By: - Reporter / @bendeveraINQ
/ 01:49 AM April 13, 2015

THE BUREAU of Customs (BOC) will require the electronic filing of all manifests for air cargo starting May 11.

Customs Memorandum Order No. 10-2015 issued by Customs Commissioner John Phillip P. Sevilla on April 10 mandated the use of electronic inward foreign manifest


(e-IFM) as well as electronic consolidated cargo manifest (e-CCM).

The e-IFM is the electronic list of house and/or master airway bills containing information about cargo arriving on a certain flight. The e-CCM, on the other hand, contains information on cargo covered by master airway bills.


The e-CCM must be filed for every master airway bills consigned to airlines, air express operators, air freight forwarders and de-consolidators, the BOC said, noting that only house airway bills have ultimate consignees while master airway bills do not have such.

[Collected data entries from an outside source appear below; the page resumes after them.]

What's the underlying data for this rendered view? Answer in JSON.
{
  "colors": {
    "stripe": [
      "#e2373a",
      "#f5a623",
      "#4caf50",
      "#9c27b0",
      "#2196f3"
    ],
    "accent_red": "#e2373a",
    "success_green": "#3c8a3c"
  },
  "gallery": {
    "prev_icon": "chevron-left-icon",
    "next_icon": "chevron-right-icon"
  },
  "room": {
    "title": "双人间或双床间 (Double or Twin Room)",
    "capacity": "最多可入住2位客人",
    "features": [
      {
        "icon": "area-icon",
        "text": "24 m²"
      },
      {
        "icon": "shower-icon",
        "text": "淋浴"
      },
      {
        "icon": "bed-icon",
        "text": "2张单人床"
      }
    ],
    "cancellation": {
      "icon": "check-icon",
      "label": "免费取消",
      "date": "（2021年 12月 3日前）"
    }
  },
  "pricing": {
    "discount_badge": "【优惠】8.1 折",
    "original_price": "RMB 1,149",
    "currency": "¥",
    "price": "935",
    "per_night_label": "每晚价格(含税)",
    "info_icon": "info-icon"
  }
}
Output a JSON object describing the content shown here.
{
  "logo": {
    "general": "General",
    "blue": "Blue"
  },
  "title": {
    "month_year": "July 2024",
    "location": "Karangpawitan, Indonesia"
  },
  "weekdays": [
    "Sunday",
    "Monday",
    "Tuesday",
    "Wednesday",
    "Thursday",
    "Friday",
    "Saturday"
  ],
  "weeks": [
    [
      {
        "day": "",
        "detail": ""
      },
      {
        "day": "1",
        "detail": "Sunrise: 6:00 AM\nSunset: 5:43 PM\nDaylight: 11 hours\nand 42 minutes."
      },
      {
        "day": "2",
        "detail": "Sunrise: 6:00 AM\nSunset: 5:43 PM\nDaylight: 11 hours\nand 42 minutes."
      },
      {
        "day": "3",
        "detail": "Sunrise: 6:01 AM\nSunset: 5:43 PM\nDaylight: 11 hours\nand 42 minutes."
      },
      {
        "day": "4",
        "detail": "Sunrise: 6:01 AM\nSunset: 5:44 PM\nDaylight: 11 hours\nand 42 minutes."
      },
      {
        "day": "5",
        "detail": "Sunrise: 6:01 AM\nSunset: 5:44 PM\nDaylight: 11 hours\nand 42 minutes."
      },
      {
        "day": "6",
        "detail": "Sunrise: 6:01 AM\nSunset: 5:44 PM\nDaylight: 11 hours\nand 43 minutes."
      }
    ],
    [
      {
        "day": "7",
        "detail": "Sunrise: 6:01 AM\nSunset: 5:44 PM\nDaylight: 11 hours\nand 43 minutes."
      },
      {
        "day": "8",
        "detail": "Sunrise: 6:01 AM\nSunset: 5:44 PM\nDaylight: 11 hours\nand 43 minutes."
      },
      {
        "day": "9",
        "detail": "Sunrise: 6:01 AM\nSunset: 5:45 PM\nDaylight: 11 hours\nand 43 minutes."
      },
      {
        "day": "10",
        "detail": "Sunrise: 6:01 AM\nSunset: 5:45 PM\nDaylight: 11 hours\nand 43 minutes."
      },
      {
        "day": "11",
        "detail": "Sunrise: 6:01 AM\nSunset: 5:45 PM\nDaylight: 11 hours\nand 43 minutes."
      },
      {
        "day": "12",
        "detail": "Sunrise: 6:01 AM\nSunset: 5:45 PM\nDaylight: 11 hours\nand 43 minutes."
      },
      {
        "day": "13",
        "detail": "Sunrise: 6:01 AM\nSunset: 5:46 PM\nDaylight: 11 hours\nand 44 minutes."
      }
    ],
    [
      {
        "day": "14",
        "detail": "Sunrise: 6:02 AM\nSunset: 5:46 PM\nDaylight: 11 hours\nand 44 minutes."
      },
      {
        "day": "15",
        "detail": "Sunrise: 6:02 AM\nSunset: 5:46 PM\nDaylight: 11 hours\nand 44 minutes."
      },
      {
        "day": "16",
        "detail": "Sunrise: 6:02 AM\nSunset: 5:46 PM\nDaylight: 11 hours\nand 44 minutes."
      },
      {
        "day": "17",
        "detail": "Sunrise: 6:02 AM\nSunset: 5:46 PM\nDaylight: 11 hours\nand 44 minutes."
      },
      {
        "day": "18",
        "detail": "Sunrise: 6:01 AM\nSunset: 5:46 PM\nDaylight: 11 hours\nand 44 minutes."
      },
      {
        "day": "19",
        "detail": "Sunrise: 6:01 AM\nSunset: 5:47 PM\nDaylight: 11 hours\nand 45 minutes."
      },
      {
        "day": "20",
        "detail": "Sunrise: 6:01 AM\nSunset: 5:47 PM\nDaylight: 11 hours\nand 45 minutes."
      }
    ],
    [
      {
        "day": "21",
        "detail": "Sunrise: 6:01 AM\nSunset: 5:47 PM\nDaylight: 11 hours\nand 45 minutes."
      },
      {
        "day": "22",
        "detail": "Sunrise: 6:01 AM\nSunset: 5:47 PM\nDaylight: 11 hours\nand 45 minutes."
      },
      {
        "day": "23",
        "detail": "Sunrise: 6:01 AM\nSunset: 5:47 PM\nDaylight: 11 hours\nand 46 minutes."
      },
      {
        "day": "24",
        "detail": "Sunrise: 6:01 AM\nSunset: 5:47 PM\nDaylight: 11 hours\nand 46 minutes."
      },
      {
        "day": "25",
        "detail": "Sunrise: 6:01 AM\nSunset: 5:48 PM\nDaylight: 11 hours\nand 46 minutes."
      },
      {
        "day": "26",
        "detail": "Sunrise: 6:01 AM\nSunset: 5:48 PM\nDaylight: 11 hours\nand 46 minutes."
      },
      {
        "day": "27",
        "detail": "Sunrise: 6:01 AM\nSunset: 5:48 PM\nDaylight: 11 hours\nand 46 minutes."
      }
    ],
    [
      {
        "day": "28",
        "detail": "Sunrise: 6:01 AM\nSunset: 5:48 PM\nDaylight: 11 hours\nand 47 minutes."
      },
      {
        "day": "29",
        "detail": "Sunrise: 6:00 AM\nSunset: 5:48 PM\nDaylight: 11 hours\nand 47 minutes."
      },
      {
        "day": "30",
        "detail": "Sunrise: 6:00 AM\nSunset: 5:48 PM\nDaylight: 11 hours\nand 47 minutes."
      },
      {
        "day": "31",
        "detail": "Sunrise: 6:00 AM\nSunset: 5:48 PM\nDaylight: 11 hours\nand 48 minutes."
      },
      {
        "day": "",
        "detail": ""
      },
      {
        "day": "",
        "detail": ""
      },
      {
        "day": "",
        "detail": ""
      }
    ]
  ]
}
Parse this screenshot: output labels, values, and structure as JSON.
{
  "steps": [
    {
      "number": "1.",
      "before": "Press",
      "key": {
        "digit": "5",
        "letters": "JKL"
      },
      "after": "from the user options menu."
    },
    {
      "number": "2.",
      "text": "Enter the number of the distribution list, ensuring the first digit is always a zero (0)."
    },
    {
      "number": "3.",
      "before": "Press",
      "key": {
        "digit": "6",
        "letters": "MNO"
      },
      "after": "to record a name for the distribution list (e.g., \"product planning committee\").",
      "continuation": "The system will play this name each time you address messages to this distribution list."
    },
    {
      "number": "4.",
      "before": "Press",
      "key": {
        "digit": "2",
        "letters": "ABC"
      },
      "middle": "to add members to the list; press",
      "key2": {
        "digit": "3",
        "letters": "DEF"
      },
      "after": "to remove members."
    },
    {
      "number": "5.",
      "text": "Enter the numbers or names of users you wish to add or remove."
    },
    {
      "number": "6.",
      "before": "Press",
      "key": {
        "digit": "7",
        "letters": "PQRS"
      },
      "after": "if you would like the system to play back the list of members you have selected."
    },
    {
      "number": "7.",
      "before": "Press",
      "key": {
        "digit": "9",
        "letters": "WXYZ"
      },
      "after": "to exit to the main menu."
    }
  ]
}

Under CMO 10-2015, airlines and air express operators must submit their flight schedules to the aircraft operations divisions of airports’ respective Customs offices at least a month in advance to facilitate e-IFM filing.

The e-IFM and e-CCM submissions must be done through the facilities of BOC-accredited value-added service providers. Airlines and air express operators are required to submit e-IFMs for each flight arrival, while submissions of e-CCMs will also be required from air freight forwarders and de-consolidators.

The cut-off time to submit e-IFMs is upon the aircraft’s arrival if the port of loading is within Asia. Outside of Asia, the cutoff time is four hours before the aircraft arrives.

Late e-IFM submission will be slapped a penalty of P10,000.

As for e-CCMs, the deadline of submission is one hour after the aircraft arrives in the case of those with e-IFMs filed on time. For those with late e-IFM filings, their respective e-CCMs will still be accepted without penalties as long as the e-CCM would be submitted within 24 hours after the e-IFM was registered.

The Customs bureau warned that all un-manifested cargo “shall be subject to forfeiture,” as mandated under Section 2530 (G) of the Tariff and Customs Code of the Philippines.